Camera IconDeepSeek is a new Chinese AI startup that has wiped billions from the US stock market. Credit: CFOTO/CFOTO/Sipa USA

On Monday, Chinese artificial intelligence startup DeepSeek took over rival OpenAI’s coveted spot as the most-downloaded free app in the US on Apple’s App Store, dethroning ChatGPT for DeepSeek’s AI Assistant.

Global tech stocks sold off and were on pace to wipe out billions in market cap.

Later on Monday, DeepSeek said it would temporarily limit user registrations “due to large-scale malicious attacks” on its services, though existing users will be able to log in as usual.

Tech leaders, analysts, investors and developers say that the hype — and ensuing fear of falling behind in the ever-changing AI hype cycle — may be warranted. Especially in the era of the generative AI arms race, where tech giants and startups alike are racing to ensure they don’t fall behind in a market predicted to top $USD1 trillion in revenue within a decade.

What is DeepSeek?

DeepSeek was founded in 2023 by Liang Wenfeng, co-founder of High-Flyer, a quantitative hedge fund focused on AI.

The AI startup reportedly grew out of the hedge fund’s AI research unit in April 2023 to focus on large language models and reaching artificial general intelligence, or AGI — a branch of AI that equals or surpasses human intellect on a wide range of tasks, which OpenAI and its rivals say they’re fast pursuing.

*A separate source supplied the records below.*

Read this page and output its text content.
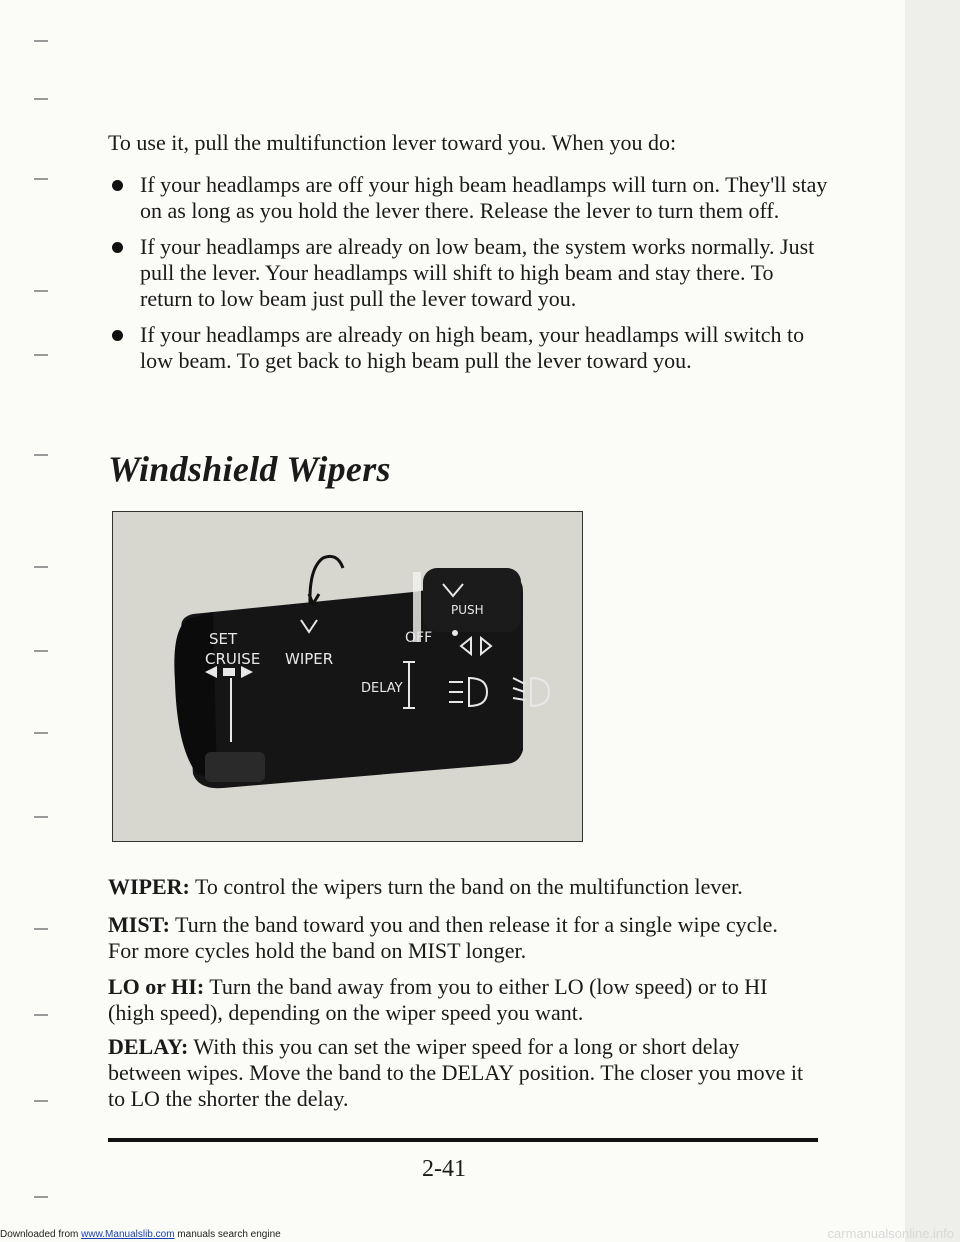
To use it, pull the multifunction lever toward you. When you do:

If your headlamps are off your high beam headlamps will turn on. They'll stay on as long as you hold the lever there. Release the lever to turn them off.
If your headlamps are already on low beam, the system works normally. Just pull the lever. Your headlamps will shift to high beam and stay there. To return to low beam just pull the lever toward you.
If your headlamps are already on high beam, your headlamps will switch to low beam. To get back to high beam pull the lever toward you.
Windshield Wipers

WIPER: To control the wipers turn the band on the multifunction lever.

MIST: Turn the band toward you and then release it for a single wipe cycle. For more cycles hold the band on MIST longer.

LO or HI: Turn the band away from you to either LO (low speed) or to HI (high speed), depending on the wiper speed you want.

DELAY: With this you can set the wiper speed for a long or short delay between wipes. Move the band to the DELAY position. The closer you move it to LO the shorter the delay.

SET
CRUISE WIPER
OFF
DELAY
PUSH
2-41
Downloaded from www.Manualslib.com manuals search engine	carmanualsonline.info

DeepSeek is still wholly owned by and funded by High-Flyer, according to analysts at Jefferies.

The buzz around DeepSeek began picking up steam earlier this month, when the startup released R1, its reasoning model that rivals OpenAI’s o1.

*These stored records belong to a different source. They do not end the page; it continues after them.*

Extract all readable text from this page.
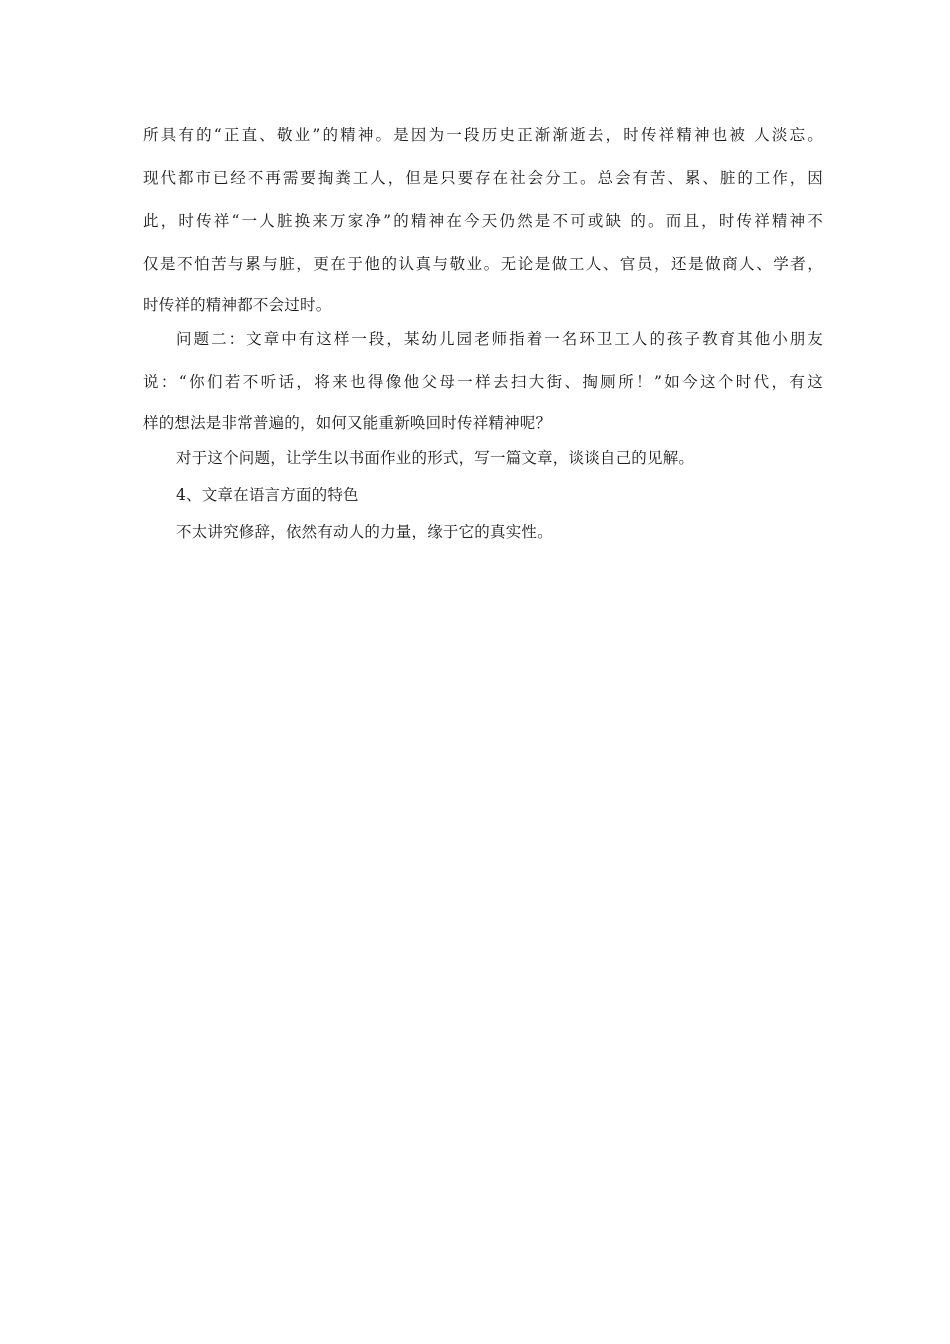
所具有的“正直、敬业”的精神。是因为一段历史正渐渐逝去，时传祥精神也被 人淡忘。
现代都市已经不再需要掏粪工人，但是只要存在社会分工。总会有苦、累、脏的工作，因
此，时传祥“一人脏换来万家净”的精神在今天仍然是不可或缺 的。而且，时传祥精神不
仅是不怕苦与累与脏，更在于他的认真与敬业。无论是做工人、官员，还是做商人、学者，
时传祥的精神都不会过时。
问题二：文章中有这样一段，某幼儿园老师指着一名环卫工人的孩子教育其他小朋友
说：“你们若不听话，将来也得像他父母一样去扫大街、掏厕所！”如今这个时代，有这
样的想法是非常普遍的，如何又能重新唤回时传祥精神呢？
对于这个问题，让学生以书面作业的形式，写一篇文章，谈谈自己的见解。
4、文章在语言方面的特色
不太讲究修辞，依然有动人的力量，缘于它的真实性。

It’s open-source, meaning that any AI developer can use it, and has rocketed to the top of app stores and industry leader boards, with users praising its performance and reasoning capabilities.

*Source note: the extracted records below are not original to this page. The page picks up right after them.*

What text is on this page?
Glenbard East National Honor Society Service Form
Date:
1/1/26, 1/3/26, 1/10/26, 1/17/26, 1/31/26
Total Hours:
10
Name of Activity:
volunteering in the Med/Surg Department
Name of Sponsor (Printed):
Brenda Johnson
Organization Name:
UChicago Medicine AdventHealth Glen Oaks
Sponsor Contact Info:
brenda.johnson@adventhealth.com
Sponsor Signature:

Like other Chinese chatbots, it has its limitations when asked about certain topics: When asked about some of Chinese leader Xi Jinping’s policies, for instance, DeepSeek reportedly steers the user away from similar lines of questioning.

Another key part of the discussion: DeepSeek’s R1 was built despite the US curbing chip exports to China three times in three years.

Estimates differ on exactly how much DeepSeek’s R1 costs, or how many GPUs went into it. Jefferies analysts estimated that a recent version had a “training cost of only $US5.6m (assuming $US2 hour rental cost). That is less than 10 per cent of the cost of Meta’s Llama.” But regardless of the specific numbers, reports agree that the model was developed at a fraction of the cost of rival models by OpenAI, Anthropic, Google and others.

As a result, the AI sector is awash with questions, including whether the industry’s increasing number of astronomical funding rounds and billion-dollar valuations is necessary — and whether a bubble is about to burst.